The association recognized the Tribune with its top award for general excellence before 100 journalists from across the state at a Saturday luncheon ceremony in Phoenix. The Tribune was recognized for the high quality of its stories, photographs and graphics — as well as the newspaper’s presentation as a complete package.
"It was tremendous and stood above the other entries," commented the judge from an Iowa newspaper. "Overall, the paper is easy to read and attractive; made you want to read the entire paper and then you are thoroughly impressed."
The judge included praise for the Tribune’s top leadership, but Managing Editor Patrick Rice said the strength of the newspaper rises from those who work every day to put its pages together. "The credit goes to the staff," Rice said. "Congratulations to all of them. We do it for the readers."
General excellence was one of seven first places and 20 other awards the Tribune received in the metro division of APME’s annual newspaper contest. APME is an association of editors from Arizona newspapers who are members of the AP wire service cooperative.
A Tribune sister publication, The Sun in Yuma, received the 2002 general excellence award for nonmetro newspapers Saturday. Both newspapers are owned by Freedom Communications, based in Santa Ana, Calif.
"I couldn’t be prouder," said Karen Wittmer, Tribune publisher and president of Freedom’s Arizona division. "The staff is fabulous and they deserve it. The readers are lucky."
The Tribune staff was honored with a first-place award in investigative reporting for its inquiry into why last year’s wildfire season destroyed millions of acres of forests across the West. The Tribune joined forces with sister papers, The Orange County Register and the Gazette in Colorado Springs, to explore events leading up to the destruction and how fire agencies responded poorly at times when the flames erupted. The package was called "What went wrong — how the West’s wildfires were lost."
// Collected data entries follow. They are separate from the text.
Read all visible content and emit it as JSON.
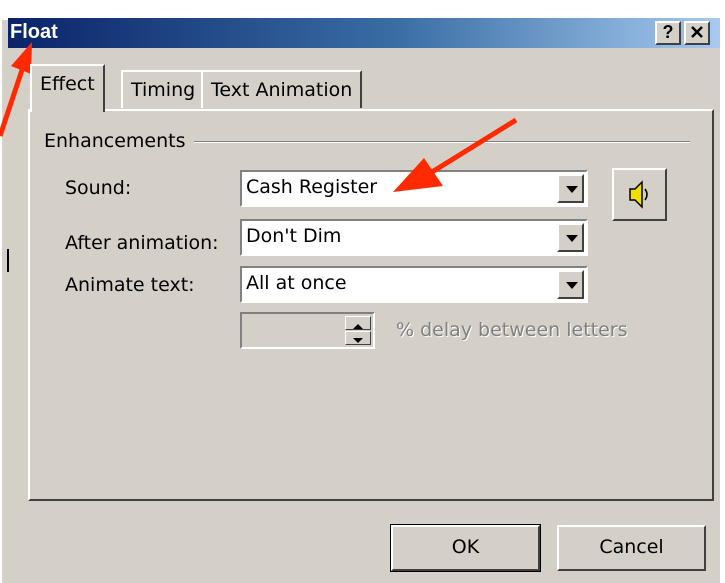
{
  "window": {
    "title": "Float",
    "help_label": "?",
    "close_label": "✕"
  },
  "tabs": [
    {
      "label": "Effect"
    },
    {
      "label": "Timing"
    },
    {
      "label": "Text Animation"
    }
  ],
  "enhancements": {
    "group_label": "Enhancements",
    "sound": {
      "label": "Sound:",
      "value": "Cash Register"
    },
    "after_animation": {
      "label": "After animation:",
      "value": "Don't Dim"
    },
    "animate_text": {
      "label": "Animate text:",
      "value": "All at once"
    },
    "delay": {
      "value": "",
      "label": "% delay between letters"
    }
  },
  "buttons": {
    "ok": "OK",
    "cancel": "Cancel"
  },
  "colors": {
    "annotation_arrow": "#ff2a00",
    "title_gradient_start": "#0a246a",
    "title_gradient_end": "#a6caf0"
  }
}
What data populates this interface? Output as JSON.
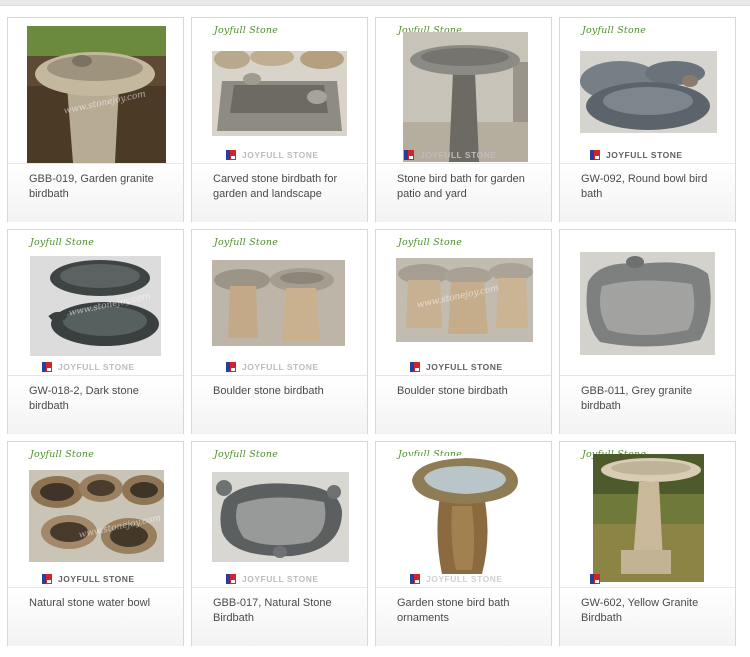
{
  "brand": {
    "logo_text": "Joyfull Stone",
    "bar_text": "JOYFULL STONE",
    "watermark": "www.stonejoy.com"
  },
  "products": [
    {
      "caption": "GBB-019, Garden granite birdbath"
    },
    {
      "caption": "Carved stone birdbath for garden and landscape"
    },
    {
      "caption": "Stone bird bath for garden patio and yard"
    },
    {
      "caption": "GW-092, Round bowl bird bath"
    },
    {
      "caption": "GW-018-2, Dark stone birdbath"
    },
    {
      "caption": "Boulder stone birdbath"
    },
    {
      "caption": "Boulder stone birdbath"
    },
    {
      "caption": "GBB-011, Grey granite birdbath"
    },
    {
      "caption": "Natural stone water bowl"
    },
    {
      "caption": "GBB-017, Natural Stone Birdbath"
    },
    {
      "caption": "Garden stone bird bath ornaments"
    },
    {
      "caption": "GW-602, Yellow Granite Birdbath"
    }
  ],
  "colors": {
    "caption_text": "#4a4a4a",
    "logo_green": "#4f8f2c",
    "card_border": "#d8d8d8"
  }
}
A yearlong series by Tribune writer Emma Johnson that looked into Arizona’s dismal record for organ transplant donations called "On Borrowed Time" resulted in a first-place award for health reporting. Johnson also received second place in environmental reporting for her story about the impact of mold growing in East Valley homes.
Tribune photographer Jennifer Grimes claimed two firstplace awards. A snapshot of a firefighter getting helped over a fence to reach a blazing building won first in spot news photography. Grimes earned the top spot in feature photography with her picture of a teenage girl’s reaction to seeing a surgery on "bring your child to work day."
Photography editor Rick Wiley claimed his own first place award in sports action for his picture of a football player stepping on the face mask of a defender.
Sports columnist Scott Bordow was honored for his work in 2002 with a first-place award in sports column writing and a third place in sports enterprise reporting.
Tribune Executive Editor Jim Ripley said the general excellence award and other honors demonstrate the newspaper’s commitment to bringing the best in journalism to the East Valley.
"The team here at the Trib has a passion for providing readers in the East Valley with a newspaper that helps them make sense of the world and their communities and lead more successful and rewarding lives," Ripley said. "We also have a passion for constant improvement. We’re already better today than we were last year."